Penulis: Tanasyafitra Libas Tirani | Editor: Priyo Suwarno
KREDONEWS.COM, JAKARTA- Hashim Djojohadikusumo, adik Presiden Prabowo Subianto dan Utusan Khusus Presiden Bidang Energi serta Iklim, mengakui dirinya sebagai salah satu penyebab kondisi ‘Ekonomi Gelap’ di Indonesia terkait pembayaran pajak.
‘Ekonomi Gelap’ atau shadow economy, merujuk pada aktivitas ekonomi yang tidak tercatat secara resmi oleh pemerintah, baik karena disengaja untuk menghindari pajak maupun karena berada di luar regulasi.
Aktivitas ini mencakup transaksi legal tapi tidak dilaporkan, seperti pembayaran tunai tukang cukur atau warteg tanpa kuitansi, serta ilegal seperti penyelundupan atau perdagangan barang terlarang.
Di Indonesia, sektor informal seperti UMKM mendominasi, dengan estimasi 30-40% dari PDB luput dari pencatatan pajak. Ia menyatakan hal ini pada acara Bedah Buku “Indonesia Naik Kelas” di Universitas Indonesia sekitar 13-15 Desember 2025.
Dampak Utama
Ekonomi gelap menyebabkan hilangnya penerimaan negara, ketimpangan kompetisi usaha, bias perhitungan PDB, dan risiko korupsi karena transaksi tidak transparan. Hashim Djojohadikusumo menyebutnya mencapai 35% PDB berdasarkan data Bank Dunia, meski angka spesifik itu sulit diverifikasi dari sumber publik.
Hashim merujuk laporan Bank Dunia yang menyebut ekonomi hitam atau abu-abu mencapai 35% dari PDB Indonesia, yang saat ini mendekati Rp25.000 triliun.
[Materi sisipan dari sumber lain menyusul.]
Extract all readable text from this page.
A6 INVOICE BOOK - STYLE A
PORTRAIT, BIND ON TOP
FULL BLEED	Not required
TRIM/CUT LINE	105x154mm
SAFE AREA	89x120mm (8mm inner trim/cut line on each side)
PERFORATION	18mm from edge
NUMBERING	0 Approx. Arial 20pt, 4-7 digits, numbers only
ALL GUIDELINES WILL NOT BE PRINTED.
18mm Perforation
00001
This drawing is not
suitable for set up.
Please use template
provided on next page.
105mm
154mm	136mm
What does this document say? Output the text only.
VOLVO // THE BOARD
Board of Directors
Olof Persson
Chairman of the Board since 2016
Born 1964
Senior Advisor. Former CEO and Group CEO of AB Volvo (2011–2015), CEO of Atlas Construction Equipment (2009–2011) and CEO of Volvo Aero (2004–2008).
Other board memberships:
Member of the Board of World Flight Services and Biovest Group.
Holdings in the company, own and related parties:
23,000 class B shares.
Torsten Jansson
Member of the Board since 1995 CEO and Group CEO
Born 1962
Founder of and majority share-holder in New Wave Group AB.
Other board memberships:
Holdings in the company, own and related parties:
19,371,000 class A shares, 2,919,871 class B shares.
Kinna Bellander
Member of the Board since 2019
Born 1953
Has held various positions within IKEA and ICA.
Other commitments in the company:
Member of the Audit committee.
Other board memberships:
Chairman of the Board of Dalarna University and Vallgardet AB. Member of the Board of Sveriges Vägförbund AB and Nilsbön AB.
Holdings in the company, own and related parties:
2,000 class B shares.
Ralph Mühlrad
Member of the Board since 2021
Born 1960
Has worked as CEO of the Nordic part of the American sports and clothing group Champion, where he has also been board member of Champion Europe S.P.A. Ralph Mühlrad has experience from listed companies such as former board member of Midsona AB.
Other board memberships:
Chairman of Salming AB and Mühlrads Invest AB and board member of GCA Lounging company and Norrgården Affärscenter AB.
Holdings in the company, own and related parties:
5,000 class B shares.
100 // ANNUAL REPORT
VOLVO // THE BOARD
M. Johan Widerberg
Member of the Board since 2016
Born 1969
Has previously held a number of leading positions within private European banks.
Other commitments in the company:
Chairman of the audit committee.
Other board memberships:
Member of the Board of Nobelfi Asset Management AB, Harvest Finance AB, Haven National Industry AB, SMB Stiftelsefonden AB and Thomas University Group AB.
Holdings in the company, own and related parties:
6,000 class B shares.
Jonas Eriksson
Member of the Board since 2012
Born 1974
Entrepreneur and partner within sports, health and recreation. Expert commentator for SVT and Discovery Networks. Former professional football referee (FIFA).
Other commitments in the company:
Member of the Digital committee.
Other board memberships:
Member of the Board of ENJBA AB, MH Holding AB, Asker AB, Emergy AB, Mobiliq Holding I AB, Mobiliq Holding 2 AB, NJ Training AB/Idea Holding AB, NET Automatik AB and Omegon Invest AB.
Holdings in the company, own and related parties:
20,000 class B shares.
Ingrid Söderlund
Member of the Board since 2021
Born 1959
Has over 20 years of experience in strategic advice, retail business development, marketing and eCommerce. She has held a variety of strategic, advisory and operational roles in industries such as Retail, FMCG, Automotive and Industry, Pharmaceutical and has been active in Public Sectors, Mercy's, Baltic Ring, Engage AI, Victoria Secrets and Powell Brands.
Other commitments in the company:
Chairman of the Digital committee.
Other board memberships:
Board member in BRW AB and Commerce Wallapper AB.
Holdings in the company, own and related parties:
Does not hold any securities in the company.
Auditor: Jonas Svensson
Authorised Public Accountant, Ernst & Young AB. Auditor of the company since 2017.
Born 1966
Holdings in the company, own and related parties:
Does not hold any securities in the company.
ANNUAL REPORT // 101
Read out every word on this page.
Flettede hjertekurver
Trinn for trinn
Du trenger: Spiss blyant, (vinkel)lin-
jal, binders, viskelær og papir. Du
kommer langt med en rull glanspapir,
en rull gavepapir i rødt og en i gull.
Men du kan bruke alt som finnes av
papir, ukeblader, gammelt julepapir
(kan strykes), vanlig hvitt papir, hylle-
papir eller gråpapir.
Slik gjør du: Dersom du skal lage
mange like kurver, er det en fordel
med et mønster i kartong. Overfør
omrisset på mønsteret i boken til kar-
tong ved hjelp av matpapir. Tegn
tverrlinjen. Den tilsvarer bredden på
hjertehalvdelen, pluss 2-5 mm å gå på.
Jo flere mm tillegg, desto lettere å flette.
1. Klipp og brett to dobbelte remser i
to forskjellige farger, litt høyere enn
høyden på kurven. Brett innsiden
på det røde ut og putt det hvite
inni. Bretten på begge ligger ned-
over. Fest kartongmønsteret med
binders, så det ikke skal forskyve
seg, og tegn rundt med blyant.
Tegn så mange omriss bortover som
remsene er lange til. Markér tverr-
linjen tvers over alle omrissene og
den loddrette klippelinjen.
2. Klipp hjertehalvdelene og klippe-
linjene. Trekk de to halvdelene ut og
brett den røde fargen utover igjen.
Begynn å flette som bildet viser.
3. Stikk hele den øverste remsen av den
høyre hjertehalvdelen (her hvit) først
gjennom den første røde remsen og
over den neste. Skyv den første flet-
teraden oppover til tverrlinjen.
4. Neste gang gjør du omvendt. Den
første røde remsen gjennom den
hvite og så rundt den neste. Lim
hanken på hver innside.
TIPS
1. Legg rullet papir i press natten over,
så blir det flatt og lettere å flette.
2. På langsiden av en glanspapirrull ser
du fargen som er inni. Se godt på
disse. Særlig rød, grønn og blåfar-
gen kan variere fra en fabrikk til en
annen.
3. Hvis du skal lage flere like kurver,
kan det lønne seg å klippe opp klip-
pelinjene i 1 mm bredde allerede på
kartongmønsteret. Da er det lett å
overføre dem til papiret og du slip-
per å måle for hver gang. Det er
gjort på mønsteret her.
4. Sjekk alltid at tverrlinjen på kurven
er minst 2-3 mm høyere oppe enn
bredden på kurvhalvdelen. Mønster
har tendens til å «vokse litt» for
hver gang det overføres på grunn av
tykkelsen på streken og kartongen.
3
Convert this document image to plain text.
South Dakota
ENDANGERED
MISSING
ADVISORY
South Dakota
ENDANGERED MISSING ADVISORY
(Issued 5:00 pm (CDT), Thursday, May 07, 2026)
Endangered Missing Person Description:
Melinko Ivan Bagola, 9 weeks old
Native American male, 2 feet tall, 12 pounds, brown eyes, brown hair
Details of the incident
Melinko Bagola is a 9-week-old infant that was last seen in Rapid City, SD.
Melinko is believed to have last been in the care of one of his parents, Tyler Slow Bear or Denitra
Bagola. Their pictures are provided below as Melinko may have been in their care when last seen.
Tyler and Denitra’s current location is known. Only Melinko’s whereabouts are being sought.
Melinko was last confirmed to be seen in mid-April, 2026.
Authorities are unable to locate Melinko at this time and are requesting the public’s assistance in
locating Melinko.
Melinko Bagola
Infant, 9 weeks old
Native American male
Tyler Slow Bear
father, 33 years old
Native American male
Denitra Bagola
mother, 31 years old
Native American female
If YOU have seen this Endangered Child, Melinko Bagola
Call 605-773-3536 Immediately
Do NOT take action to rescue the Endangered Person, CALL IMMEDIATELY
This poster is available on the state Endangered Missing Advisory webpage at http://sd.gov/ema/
Hashim mengilustrasikan dengan pengalamannya membayar tukang cukur bernama Anton dari Garut secara tunai tanpa kuitansi atau PPN 11%, bahkan memberi tip besar. Praktik ini, menurutnya, merembet ke sektor seperti warung makan (Warteg atau Warteg) yang bertransaksi cash tanpa pajak.
Ia kritik sistem perpajakan, bea cukai, dan penerimaan negara Indonesia sebagai yang terlemah di dunia dengan rasio 9-12% terhadap PDB, berdasarkan kajian Gerindra 11-12 tahun lalu dan data Bank Dunia. Hashim klaim bertanggung jawab dan dorong digitalisasi untuk masukkan semua transaksi ke ekonomi resmi.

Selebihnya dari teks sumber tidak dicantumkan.